People demonstrate in front of the Pennsylvania State Capitol in Harrisburg, Pennsylvania, as the vote count continues after Tuesday's election.

Julio Cortez / AP

People demonstrate in front of the Pennsylvania State Capitol in Harrisburg, Pennsylvania, as the vote count continues after Tuesday’s election.

Republicans told the court Friday that Boockvar had been unable to verify that local electoral boards had been following that advice.

Alito, in his order, said that as of Friday, the court did not know that there was a question as to whether the counties were complying with the Boockvar guidance. But it fell short of granting the GOP’s request that those ballots not be counted at all until the general court decided whether to comment on the issue. Instead, the order directed counties to count late tickets separately, something many, if not all, have already been doing.

Alito’s order gave the State Department until 2 p.m. Saturday to file a response and said it would refer the matter to a larger court.
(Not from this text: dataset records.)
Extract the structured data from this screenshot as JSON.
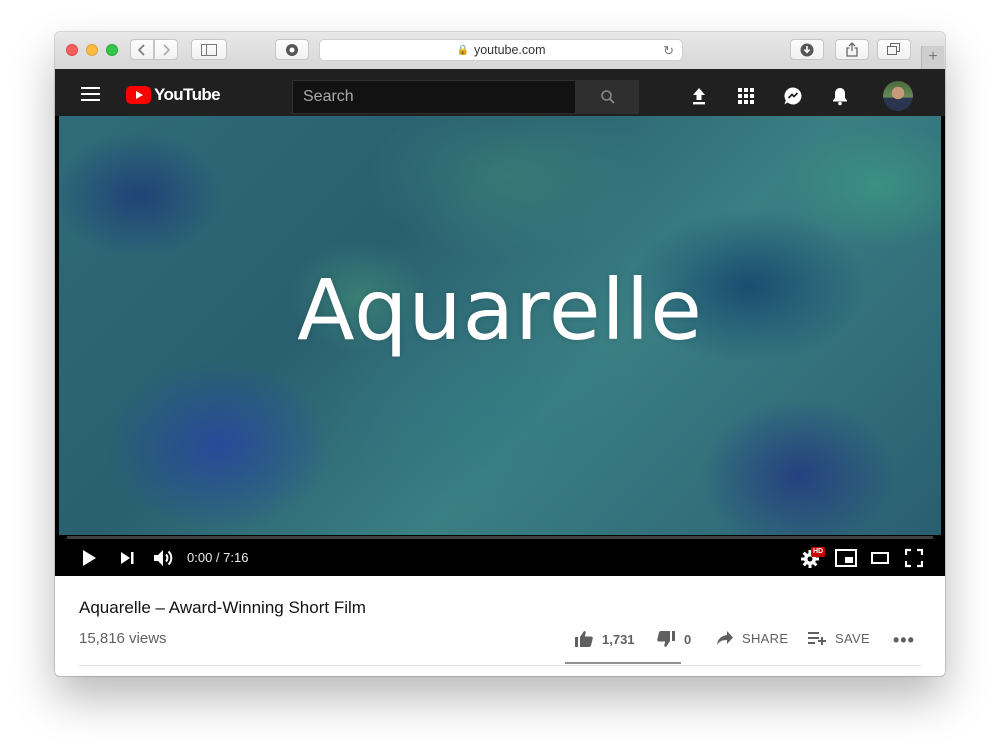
{
  "browser": {
    "url": "youtube.com"
  },
  "youtube": {
    "logo_text": "YouTube",
    "search_placeholder": "Search"
  },
  "player": {
    "overlay_title": "Aquarelle",
    "time": "0:00 / 7:16",
    "progress_fraction": 0.0,
    "hd_badge": "HD"
  },
  "video": {
    "title": "Aquarelle – Award-Winning Short Film",
    "views": "15,816 views",
    "likes": "1,731",
    "dislikes": "0",
    "share_label": "SHARE",
    "save_label": "SAVE"
  }
}
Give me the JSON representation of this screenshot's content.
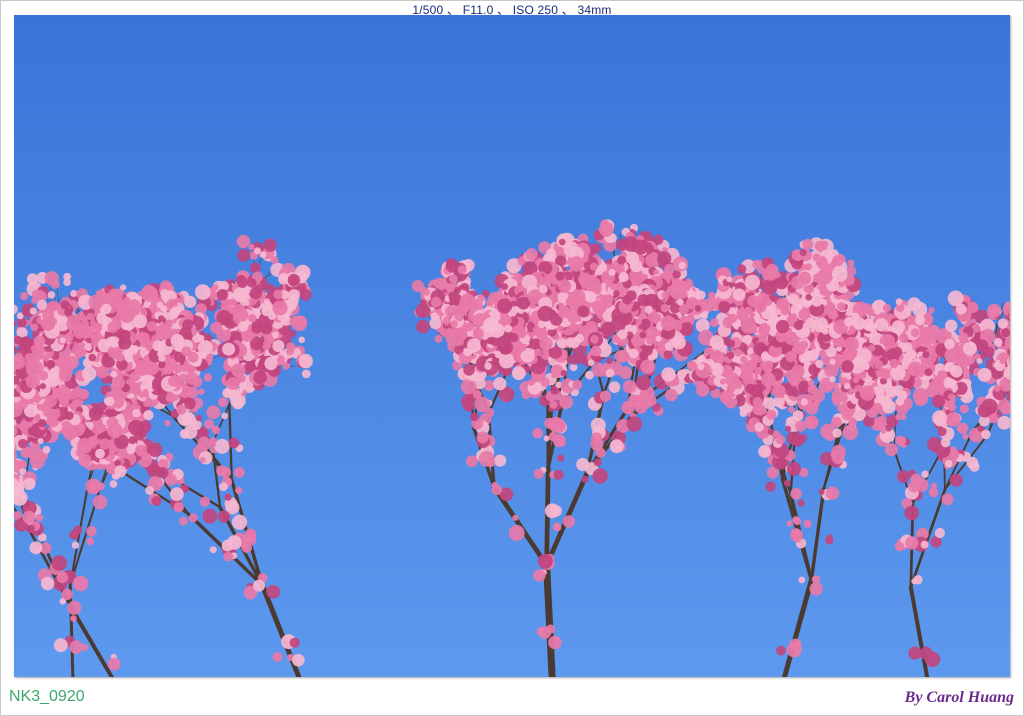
{
  "header": {
    "exif": "1/500 、 F11.0 、 ISO 250 、 34mm"
  },
  "photo": {
    "subject": "pink cherry blossom branches against blue sky",
    "colors": {
      "sky_top": "#3a74d8",
      "sky_bottom": "#5d99ee",
      "blossom": "#e87aa8",
      "blossom_light": "#f6b7d0",
      "blossom_dark": "#c2457e",
      "branch": "#4a3a32"
    }
  },
  "footer": {
    "file_id": "NK3_0920",
    "credit": "By Carol Huang"
  }
}
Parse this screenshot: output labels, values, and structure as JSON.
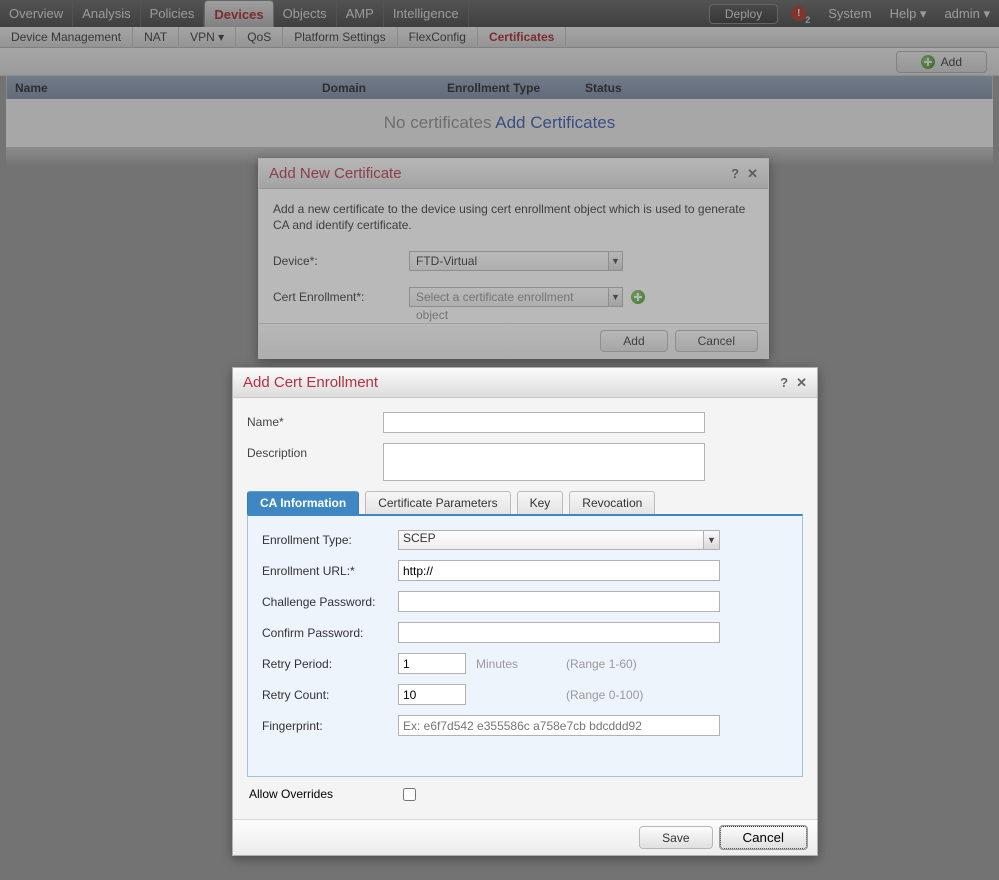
{
  "topnav": {
    "items": [
      "Overview",
      "Analysis",
      "Policies",
      "Devices",
      "Objects",
      "AMP",
      "Intelligence"
    ],
    "active": "Devices",
    "deploy": "Deploy",
    "alert_count": "2",
    "right": {
      "system": "System",
      "help": "Help ▾",
      "user": "admin ▾"
    }
  },
  "subnav": {
    "items": [
      "Device Management",
      "NAT",
      "VPN ▾",
      "QoS",
      "Platform Settings",
      "FlexConfig",
      "Certificates"
    ],
    "active": "Certificates"
  },
  "toolbar": {
    "add": "Add"
  },
  "table": {
    "cols": {
      "name": "Name",
      "domain": "Domain",
      "enrollment_type": "Enrollment Type",
      "status": "Status"
    },
    "empty_prefix": "No certificates ",
    "empty_link": "Add Certificates"
  },
  "modal1": {
    "title": "Add New Certificate",
    "desc": "Add a new certificate to the device using cert enrollment object which is used to generate CA and identify certificate.",
    "device_label": "Device*:",
    "device_value": "FTD-Virtual",
    "cert_label": "Cert Enrollment*:",
    "cert_placeholder": "Select a certificate enrollment object",
    "add": "Add",
    "cancel": "Cancel"
  },
  "modal2": {
    "title": "Add Cert Enrollment",
    "name_label": "Name*",
    "desc_label": "Description",
    "tabs": {
      "ca": "CA Information",
      "params": "Certificate Parameters",
      "key": "Key",
      "rev": "Revocation"
    },
    "form": {
      "enroll_type_label": "Enrollment Type:",
      "enroll_type_value": "SCEP",
      "enroll_url_label": "Enrollment URL:*",
      "enroll_url_value": "http://",
      "chal_pw_label": "Challenge Password:",
      "conf_pw_label": "Confirm Password:",
      "retry_period_label": "Retry Period:",
      "retry_period_value": "1",
      "retry_period_unit": "Minutes",
      "retry_period_hint": "(Range 1-60)",
      "retry_count_label": "Retry Count:",
      "retry_count_value": "10",
      "retry_count_hint": "(Range 0-100)",
      "fingerprint_label": "Fingerprint:",
      "fingerprint_placeholder": "Ex: e6f7d542 e355586c a758e7cb bdcddd92"
    },
    "allow_overrides": "Allow Overrides",
    "save": "Save",
    "cancel": "Cancel"
  }
}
It is unclear how many ballots across the state could be challenged if the court intervenes in the case.

“There was a lot of noise in the Trump campaign that they will take us to the Supreme Court,” Pennsylvania Attorney General Josh Shapiro told CNN on Friday. “But you are talking, perhaps, of several thousand ballots, not of tens of thousands or hundreds of thousands … It is a relatively small number.”